Keller offers a strong Christian defence against postmodern scepticism in one of his book ‘The Reason for God’ which was released in 2007. Later he realised that it was missing content to address the people who do not consider “Christianity is relevant enough to be worth their while” and they write off Christianity entirely “as a blind faith in an age of science, reason, and technology” otherwise deeming “fewer and fewer people will feel the need for religion and it will die out” (p4). He wrote this work ‘Making Sense of God: An Invitation to the Sceptical’ by keeping those audiences in mind and serves as a prequel to ‘The Reason for God and explains how Christianity makes sense emotionally and culturally. In a nutshell, this book is about how belief in God or religious faith or Christian faith can make sense to somebody today, especially to a thinking person.


This book divided into three sections. Section One (“Why Does Anyone Need Religion”) exhibits the false theory that societal advancement and secularism are highjacking the religion, moreover, both religion and secularism are built on faith. Section two (“Religion Is More Than You Think It Is”) examines contentment in life, the importance for our value in life, discovering one’s true self, individualism, ethics, hope and justice in both skepticism and faith – matters of great value for someone, irrespective of their worldview. Section Three (“Christianity Makes Sense”) explains as expected: first, it makes the defense for Christianity by examining the sensibleness of trust in God and later faith in Christianity.

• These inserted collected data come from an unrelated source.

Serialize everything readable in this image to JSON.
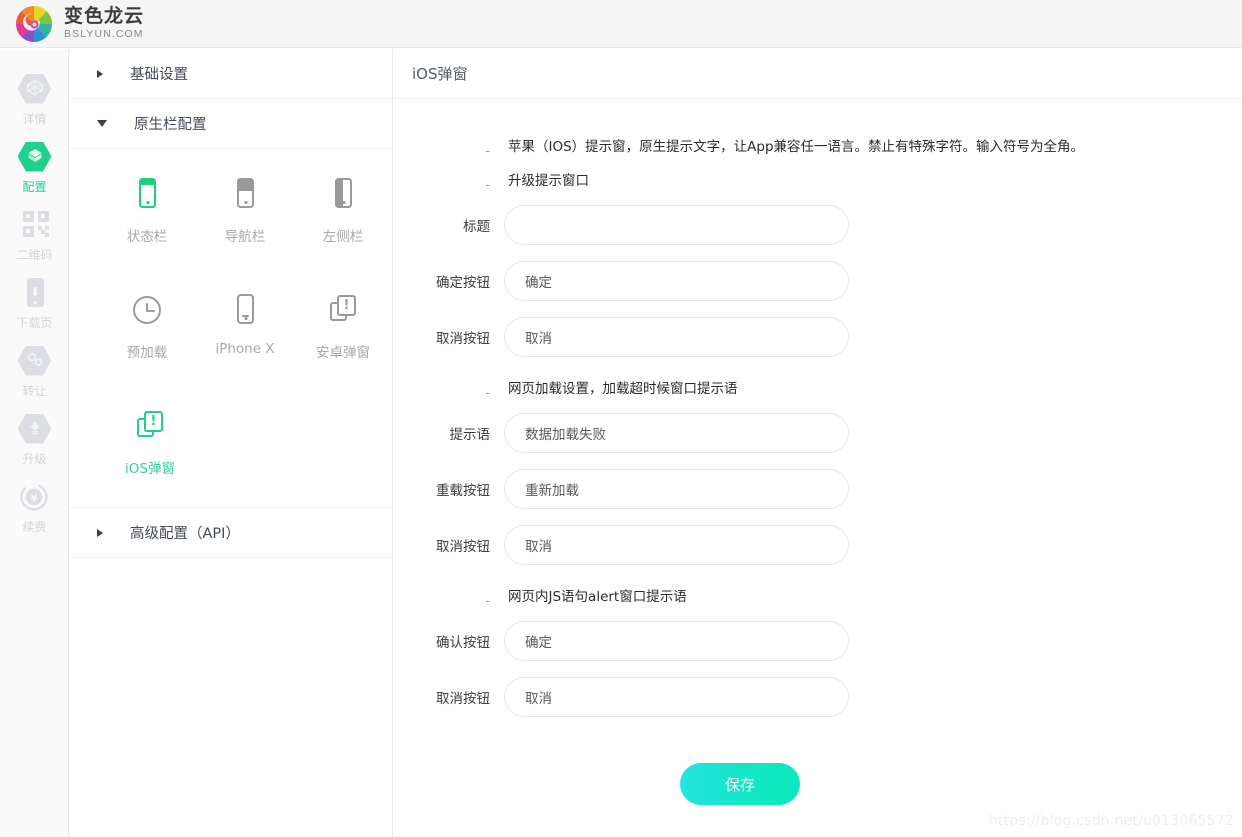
{
  "brand": {
    "name_cn": "变色龙云",
    "name_en": "BSLYUN.COM",
    "logo_icon": "chameleon-logo-icon"
  },
  "accent": {
    "green": "#1fd18d",
    "green_light": "#2dd396",
    "save_gradient_from": "#25e3e3",
    "save_gradient_to": "#0de8bb",
    "muted": "#d3d5da",
    "panel_border": "#e9e9e9"
  },
  "rail": {
    "items": [
      {
        "label": "详情",
        "icon": "hexagon-details-icon",
        "active": false
      },
      {
        "label": "配置",
        "icon": "hexagon-config-icon",
        "active": true
      },
      {
        "label": "二维码",
        "icon": "qrcode-icon",
        "active": false
      },
      {
        "label": "下载页",
        "icon": "phone-download-icon",
        "active": false
      },
      {
        "label": "转让",
        "icon": "hexagon-transfer-icon",
        "active": false
      },
      {
        "label": "升级",
        "icon": "hexagon-upgrade-icon",
        "active": false
      },
      {
        "label": "续费",
        "icon": "hexagon-renew-icon",
        "active": false
      }
    ]
  },
  "tree": {
    "groups": [
      {
        "title": "基础设置",
        "expanded": false,
        "icon": "triangle-right-icon"
      },
      {
        "title": "原生栏配置",
        "expanded": true,
        "icon": "triangle-down-icon"
      },
      {
        "title": "高级配置（API）",
        "expanded": false,
        "icon": "triangle-right-icon"
      }
    ],
    "tiles": [
      {
        "label": "状态栏",
        "icon": "phone-statusbar-icon",
        "active": false
      },
      {
        "label": "导航栏",
        "icon": "phone-navbar-icon",
        "active": false
      },
      {
        "label": "左侧栏",
        "icon": "phone-sidebar-icon",
        "active": false
      },
      {
        "label": "预加载",
        "icon": "clock-preload-icon",
        "active": false
      },
      {
        "label": "iPhone X",
        "icon": "phone-iphonex-icon",
        "active": false
      },
      {
        "label": "安卓弹窗",
        "icon": "android-alert-icon",
        "active": false
      },
      {
        "label": "iOS弹窗",
        "icon": "ios-alert-icon",
        "active": true
      }
    ]
  },
  "main": {
    "title": "iOS弹窗",
    "dash_label": "-",
    "notes": {
      "intro": "苹果（IOS）提示窗，原生提示文字，让App兼容任一语言。禁止有特殊字符。输入符号为全角。",
      "section_upgrade": "升级提示窗口",
      "section_loading": "网页加载设置，加载超时候窗口提示语",
      "section_alert": "网页内JS语句alert窗口提示语"
    },
    "fields": [
      {
        "label": "标题",
        "value": "",
        "placeholder": "",
        "name": "title-field"
      },
      {
        "label": "确定按钮",
        "value": "确定",
        "placeholder": "",
        "name": "confirm-button-field"
      },
      {
        "label": "取消按钮",
        "value": "取消",
        "placeholder": "",
        "name": "cancel-button-field"
      },
      {
        "label": "提示语",
        "value": "数据加载失败",
        "placeholder": "",
        "name": "loading-tip-field"
      },
      {
        "label": "重载按钮",
        "value": "重新加载",
        "placeholder": "",
        "name": "reload-button-field"
      },
      {
        "label": "取消按钮",
        "value": "取消",
        "placeholder": "",
        "name": "loading-cancel-field"
      },
      {
        "label": "确认按钮",
        "value": "确定",
        "placeholder": "",
        "name": "alert-confirm-field"
      },
      {
        "label": "取消按钮",
        "value": "取消",
        "placeholder": "",
        "name": "alert-cancel-field"
      }
    ],
    "save_label": "保存"
  },
  "watermark": "https://blog.csdn.net/u013065572"
}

Keller uses various sources from many disciplines such as philosophy, science, art, secular views and music to prove his point on the defects of skepticism and secularism without using the Scripture. He relies heavily on the works from Friedrich Nietzsche, Charles Taylor, Michael Polanyi, Terry Eagleton, Miroslav Volf, and Robert Bellah to support his theses. For example, he takes help from Nietzsche to say that many secular people are more charitable and highly moral than pious people.

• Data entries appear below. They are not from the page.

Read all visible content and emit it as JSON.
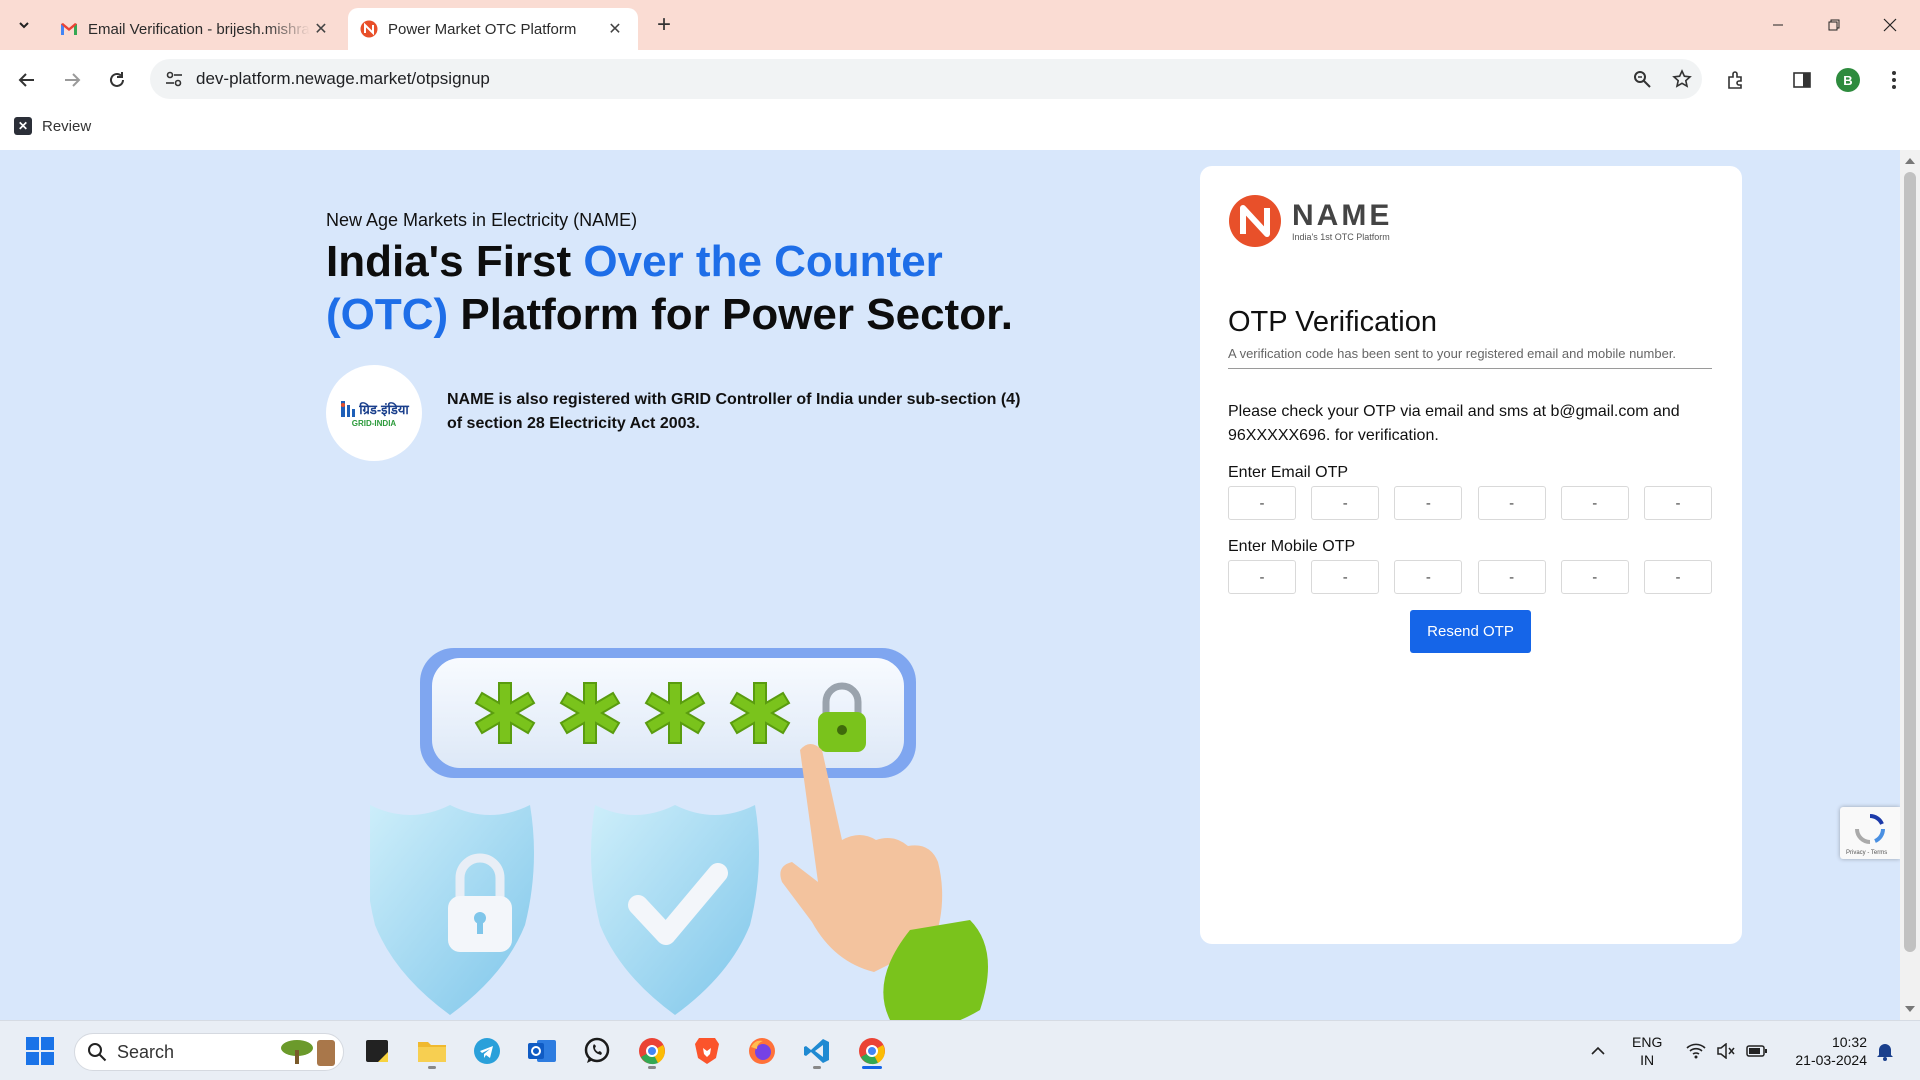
{
  "browser": {
    "tabs": [
      {
        "title": "Email Verification - brijesh.mishra",
        "favicon": "gmail-icon"
      },
      {
        "title": "Power Market OTC Platform",
        "favicon": "name-logo-icon"
      }
    ],
    "url": "dev-platform.newage.market/otpsignup",
    "profile_initial": "B",
    "bookmark": "Review"
  },
  "hero": {
    "eyebrow": "New Age Markets in Electricity (NAME)",
    "headline_part1": "India's First ",
    "headline_highlight": "Over the Counter (OTC)",
    "headline_part2": " Platform for Power Sector.",
    "grid_note": "NAME is also registered with GRID Controller of India under sub-section (4) of section 28 Electricity Act 2003.",
    "grid_logo_text": "ग्रिड-इंडिया",
    "grid_logo_sub": "GRID-INDIA"
  },
  "card": {
    "logo_text": "NAME",
    "logo_tagline": "India's 1st OTC Platform",
    "title": "OTP Verification",
    "subtitle": "A verification code has been sent to your registered email and mobile number.",
    "message": "Please check your OTP via email and sms at b@gmail.com and 96XXXXX696. for verification.",
    "email_otp_label": "Enter Email OTP",
    "mobile_otp_label": "Enter Mobile OTP",
    "otp_placeholder": "-",
    "resend_label": "Resend OTP"
  },
  "recaptcha": {
    "terms": "Privacy - Terms"
  },
  "taskbar": {
    "search_label": "Search",
    "lang_line1": "ENG",
    "lang_line2": "IN",
    "time": "10:32",
    "date": "21-03-2024"
  },
  "colors": {
    "accent": "#1e6ee8",
    "button": "#1565e8",
    "page_bg": "#d8e7fb",
    "tabbar_bg": "#fadcd3"
  }
}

In his conclusion or the final two chapters, he brings arguments through many lenses (cosmology, teleology, morality, and consciousness). Keller’s reasoning is appropriate and he defends Scripture’s credibility and Jesus’ divinity and resurrection. Though I am not a big fan of endnotes rather I prefer footnotes to avoid flipping pages to the back of the book. However, this book’s seventy pages are filled with endnotes, especially, they are filled with valuable information which is worth to have a look at least once. I appreciate Keller’s work on seeking and describing the truth, and his work shows his humility and generosity. Though I found this book is heavy to process with its information but worth to read it again to cover everything Keller says.


I think this book is important to both skeptics and believers. This book may not suit everyone in South Asia’s cultural spectrum, however, it may interest metro-secularists. I think ‘Making Sense of God’ provides a safe place for a skeptic or a secular thinker to ponder on the existence of good things like courage and love, intense suffering and their origin. And comparing views on secular worldview and Christian belief may give way for them to think in a way they never did (cross-pressure), more importantly, an evangelical tool for Christians to engage outside the churches.

Keller’s work gives confidence to believers that still Christianity is relevant to today’s world and helps to live faithfully in a secular age. Personally, I was convicted after reading this book that in an area of my life I was influenced by a secular culture. Keller’s writings give a clear picture to a reader to dichotomize secular ideas and biblical values. Moreover, in some cases helps to find out bad theology and creates a great awareness among Christian circles about worldviews. Good apologetics need good theology.